OsGLK1 and OsGLK2 also up-regulate OsPORB and OsCAO1 transcription. (A) Binding of OsGLK1 and OsGLK2 to the promoter regions of OsPORB and OsCAO1 in planta examined by ChIP assays. OsGLK1-GFP or OsGLK2-GFP was transiently expressed in protoplasts isolated from 10-d-old WT seedlings. Fold-enrichment of the promoter fragments was measured by immunoprecipitation with an anti-GFP antibody (see Methods).

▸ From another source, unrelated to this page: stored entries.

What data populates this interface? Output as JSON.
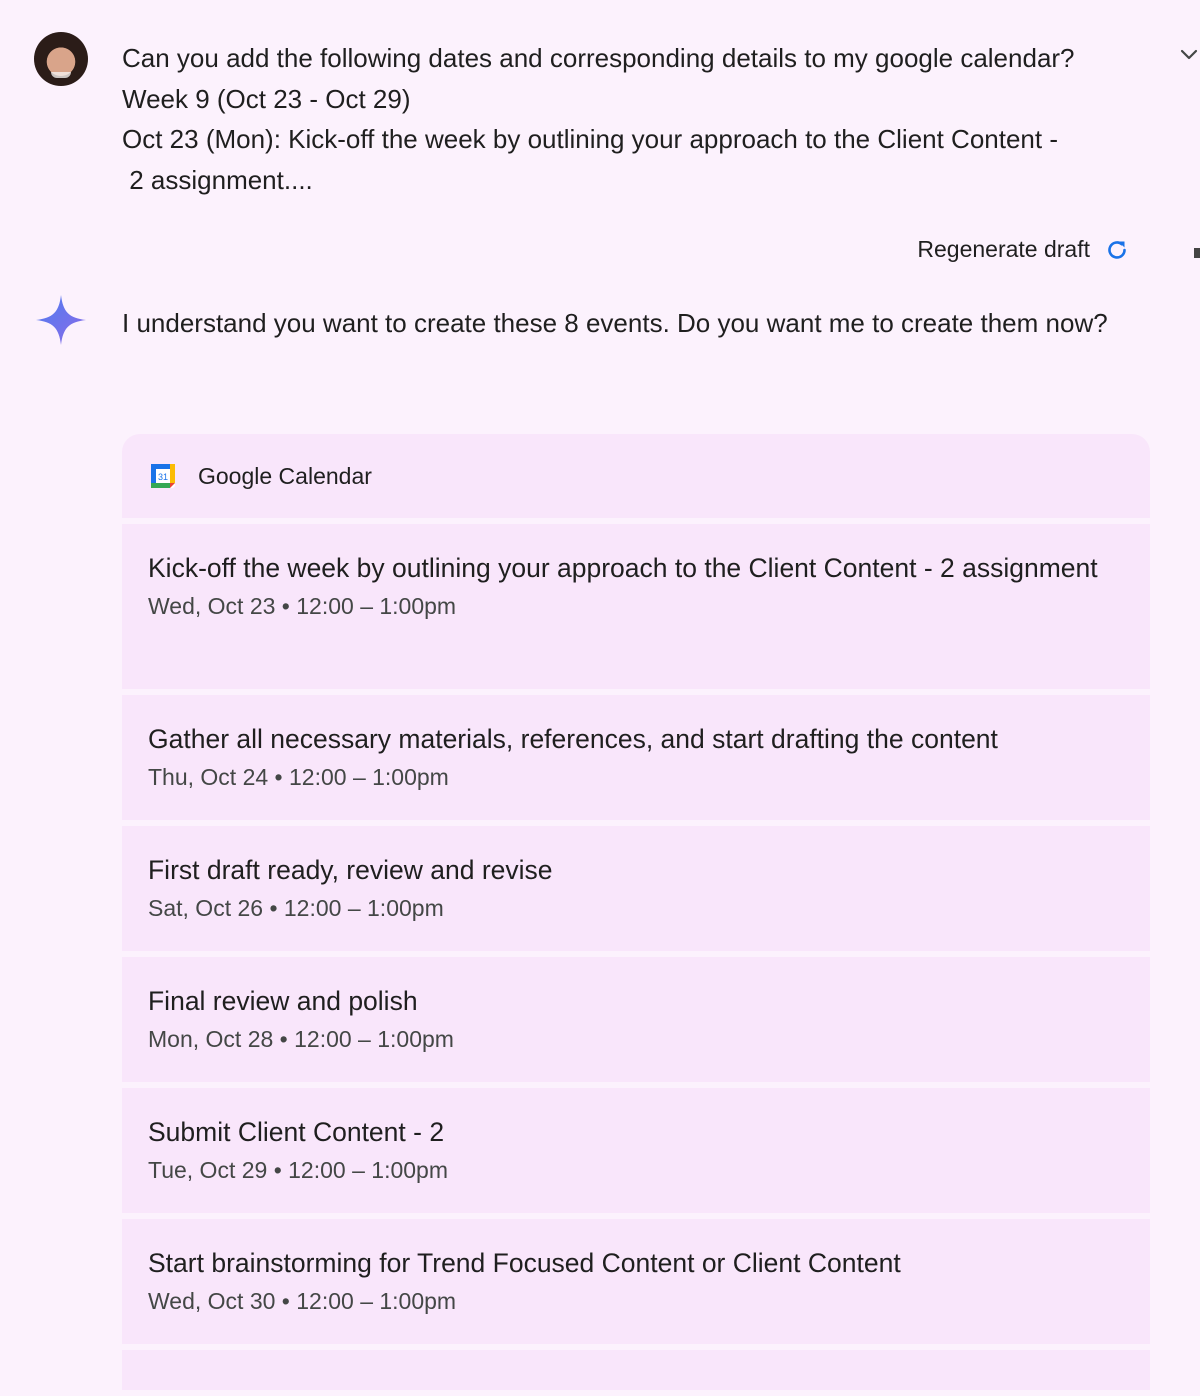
{
  "user_message": {
    "lines": [
      "Can you add the following dates and corresponding details to my google calendar?",
      "Week 9 (Oct 23 - Oct 29)",
      "Oct 23 (Mon): Kick-off the week by outlining your approach to the Client Content -",
      " 2 assignment...."
    ]
  },
  "regenerate": {
    "label": "Regenerate draft"
  },
  "assistant_message": {
    "text": "I understand you want to create these 8 events. Do you want me to create them now?"
  },
  "calendar": {
    "name": "Google Calendar",
    "icon_day": "31",
    "events": [
      {
        "title": "Kick-off the week by outlining your approach to the Client Content - 2 assignment",
        "time": "Wed, Oct 23 • 12:00 – 1:00pm"
      },
      {
        "title": "Gather all necessary materials, references, and start drafting the content",
        "time": "Thu, Oct 24 • 12:00 – 1:00pm"
      },
      {
        "title": "First draft ready, review and revise",
        "time": "Sat, Oct 26 • 12:00 – 1:00pm"
      },
      {
        "title": "Final review and polish",
        "time": "Mon, Oct 28 • 12:00 – 1:00pm"
      },
      {
        "title": "Submit Client Content - 2",
        "time": "Tue, Oct 29 • 12:00 – 1:00pm"
      },
      {
        "title": "Start brainstorming for Trend Focused Content or Client Content",
        "time": "Wed, Oct 30 • 12:00 – 1:00pm"
      }
    ]
  },
  "colors": {
    "background": "#fcf2fd",
    "card": "#f9e6fb",
    "accent_blue": "#1a73e8",
    "secondary_text": "#444746"
  },
  "icons": [
    "user-avatar",
    "chevron-down-icon",
    "refresh-icon",
    "gemini-sparkle-icon",
    "google-calendar-icon"
  ]
}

PP2A was used as a negative control. (B) Transactivation of OsPORB and OsCAO1 by OsGLK1 and OsGLK2. The protoplasts were co-transfected with 5 μl of effector plasmid containing 35S:OsGLK1-GFP or 35S:OsGLK2-GFP and 3 μl of reporter plasmids containing pOsPORB-a::GUS, pOsPORB-b::GUS, pOsCAO1-a::GUS, and pOsCAO1-b::GUS. Empty vector was used as a vector control for the effector. Significant differences were determined by Student’s t-test (** P<0.01). (C) Working model of OsPIL1-mediated up-regulation of Chl biosynthetic genes. OsPIL1 directly up-regulates the expression of OsPORB and OsCAO1 by forming trifurcate feed-forward loops involving OsGLK1 and OsGLK2. Arrows indicate direct up-regulation.